Bersyukur kehadirat Ilahi.; negeri hamba ini di bawah pengawasan Pancasila. Mengumandang lagu Indonesia Raya berkibar Sang Dwiwarna di angkasa.

Seiring waktu, bertemulah kehidupan kemanusiaan sebagaimana dibicarakan oleh sementara kalangan cerdik pandai, setelah sekian lama berevolusi sejarah peradaban manusia dengan kelompok masyarakatnya. Tesis versus anti tesis kompetitif mencapai perubahan pertumbuhan asal muasal manusia berbagai versi keilmuan.

Merumpun silang pendapat merujuk tanggapan keilmuan, peradaban manusia paralel hikayat kebudayaannya di lingkaran siklus ragam pola laku, merembes kepermukaan bumi, pesona pilihan warna-isme di galeri perilaku manusia. Syair Sangsaka, pelajaran budi pekerti, sebaiknya tetap tertulis di langit pendidikan.

Menulis halus seiring perasaan berbudi luhur. Dasar keutamaan estetika filsafat dari makrifat kearifan. Lupakan aklamasi anonim, sebab di sana barangkali tengah bersembunyi kawanan bara kan memanggang kaki langit, membangun peristiwa api. Kewaspadaan berkah Ilahi; sumber hakikat menjaga mata air taman hati.

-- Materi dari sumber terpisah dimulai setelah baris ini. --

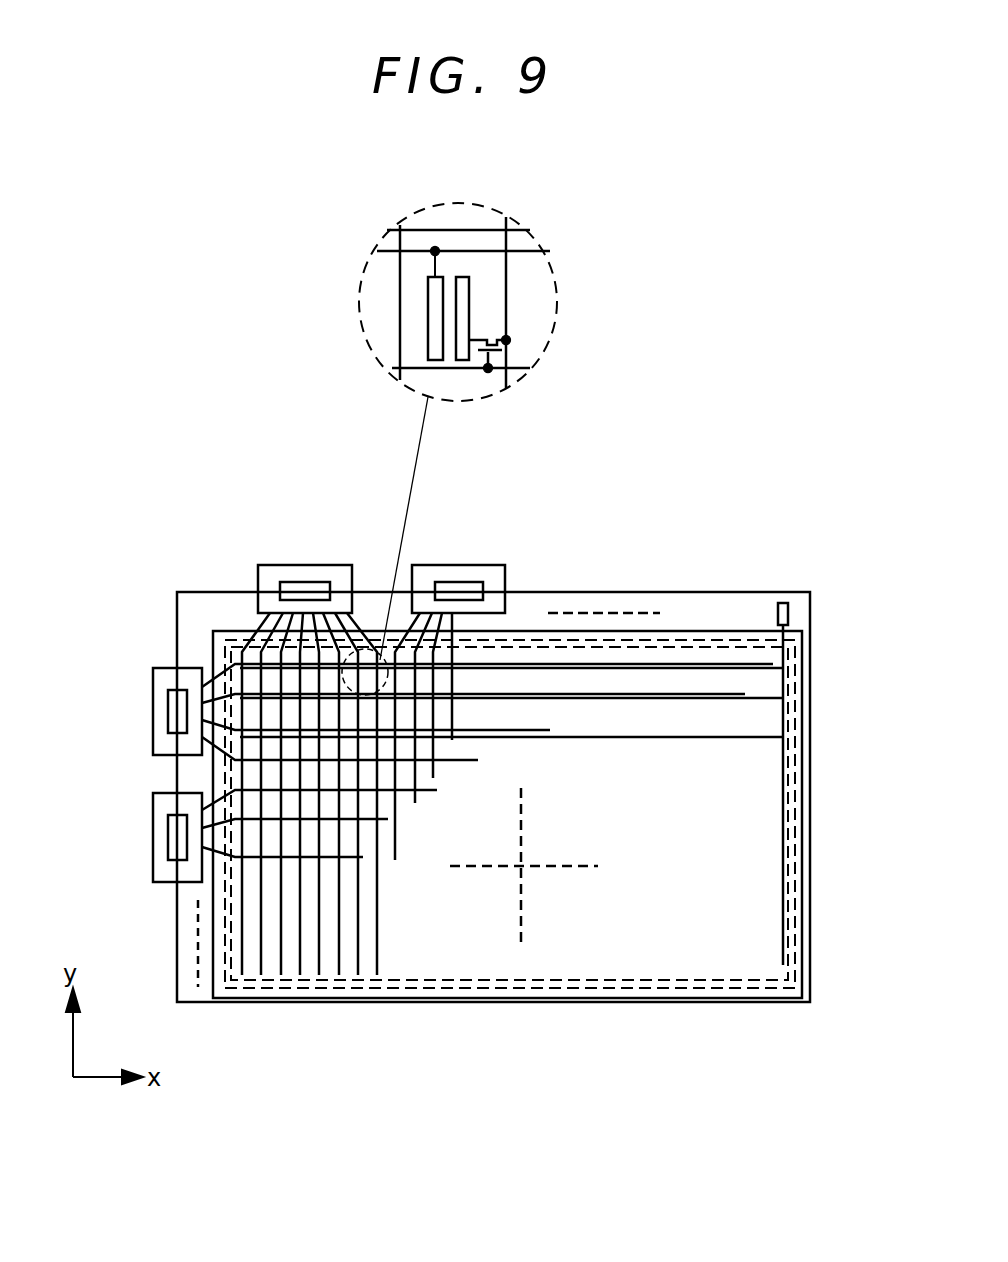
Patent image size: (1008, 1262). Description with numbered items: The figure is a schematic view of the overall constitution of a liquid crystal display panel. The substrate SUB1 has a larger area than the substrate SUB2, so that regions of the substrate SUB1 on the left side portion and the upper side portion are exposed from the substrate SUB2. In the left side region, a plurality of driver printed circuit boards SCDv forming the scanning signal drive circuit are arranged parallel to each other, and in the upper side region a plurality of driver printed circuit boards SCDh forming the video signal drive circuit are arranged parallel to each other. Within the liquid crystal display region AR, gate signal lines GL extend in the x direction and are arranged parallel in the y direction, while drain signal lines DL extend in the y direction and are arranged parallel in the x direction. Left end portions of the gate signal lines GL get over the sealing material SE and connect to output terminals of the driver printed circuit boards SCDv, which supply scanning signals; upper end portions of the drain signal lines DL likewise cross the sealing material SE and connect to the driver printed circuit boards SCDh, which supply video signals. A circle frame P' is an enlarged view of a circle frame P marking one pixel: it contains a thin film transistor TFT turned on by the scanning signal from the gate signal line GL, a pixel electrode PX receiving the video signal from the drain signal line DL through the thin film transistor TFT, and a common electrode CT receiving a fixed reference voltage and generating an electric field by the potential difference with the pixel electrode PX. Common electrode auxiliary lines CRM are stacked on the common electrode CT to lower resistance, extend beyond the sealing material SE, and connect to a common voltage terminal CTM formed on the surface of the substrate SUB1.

The circle frame P' is at (458, 418).
The drain signal line DL is at (506, 268).
The common electrode auxiliary line CRM is at (458, 249).
The common electrode CT is at (430, 307).
The pixel electrode PX is at (470, 313).
The thin film transistor TFT is at (503, 355).
The gate signal line GL is at (425, 368).
The substrate SUB1 is at (232, 592).
The substrate SUB2 is at (213, 932).
The sealing material SE is at (490, 988).
The driver printed circuit board SCDh is at (305, 565).
The driver printed circuit board SCDv is at (152, 707).
The common voltage terminal CTM is at (789, 612).
The circle frame P is at (376, 672).
The liquid crystal display region AR is at (585, 876).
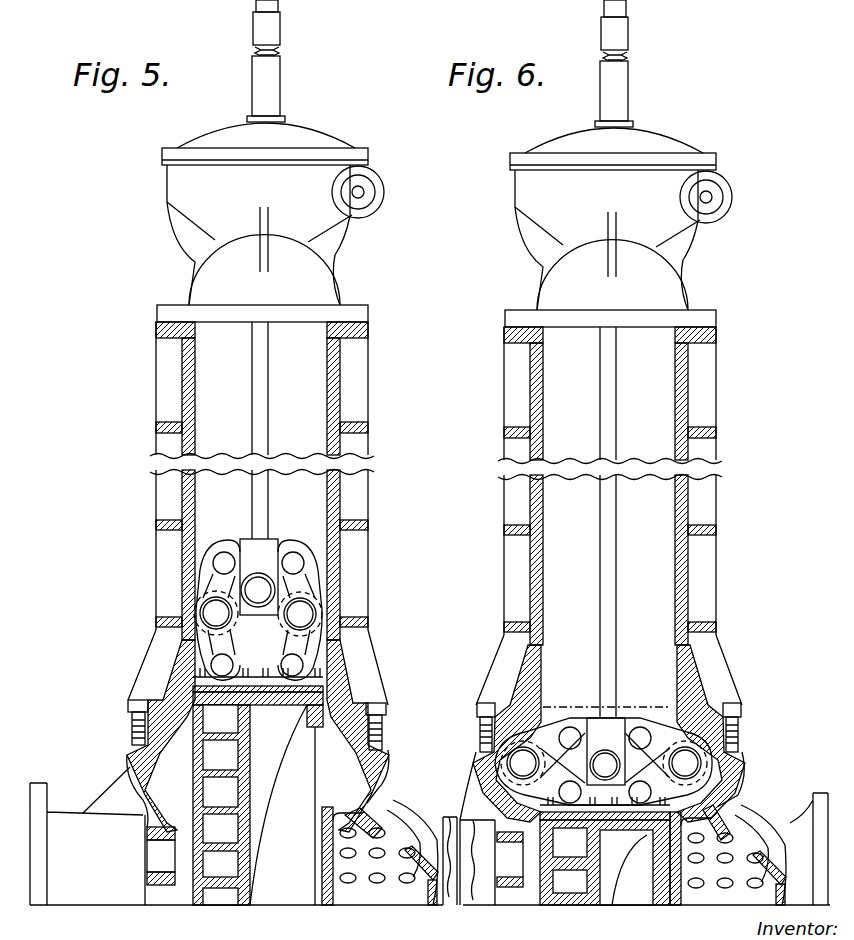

Lantas apa pasalnya pula oknum manusia koruptor tumbuh di ranah modern demokrasi dunia, ketika musim manusia berakal sehat. Apakah akibat teori ke.isme.an tertentu, atau akibat iman salah arah, atau pula akibat kesadaran hedonisme amburadul. Gegar budaya drama korupsi di atas keprihatinan nasional.

Ketika negeri tercinta ini tengah terus berjuang sekuat daya upaya, bersama kesederhanaan hidup bersama. Patuh pada disiplin sosial publik, upaya menjaga kesehatan publik sekuat keutuhan bangsa peduli sesama anak negeri tercinta. Serentak gotong-royong mampu melewati musim pagebluk dalam bentuk apapun.

Kebudayaan; tumbuh tradisi di ranah kemodernan revolusi evolusi estetika. Tapi sayangnya gelegar korupsi sangat mengganggu pertumbuhan negara-bangsa. Korupsi wajib dibasmi tegas-kewajiban keadilan negara. Seharusnya pula keadilan berani tampil beda membumi berbudi demi merawat peradaban negeri Sang Dwiwarna.

***

Jakartasatu, Juli 06, 2024.

Salam NKRI Pancasila. Banyak kebaikan setiap hari.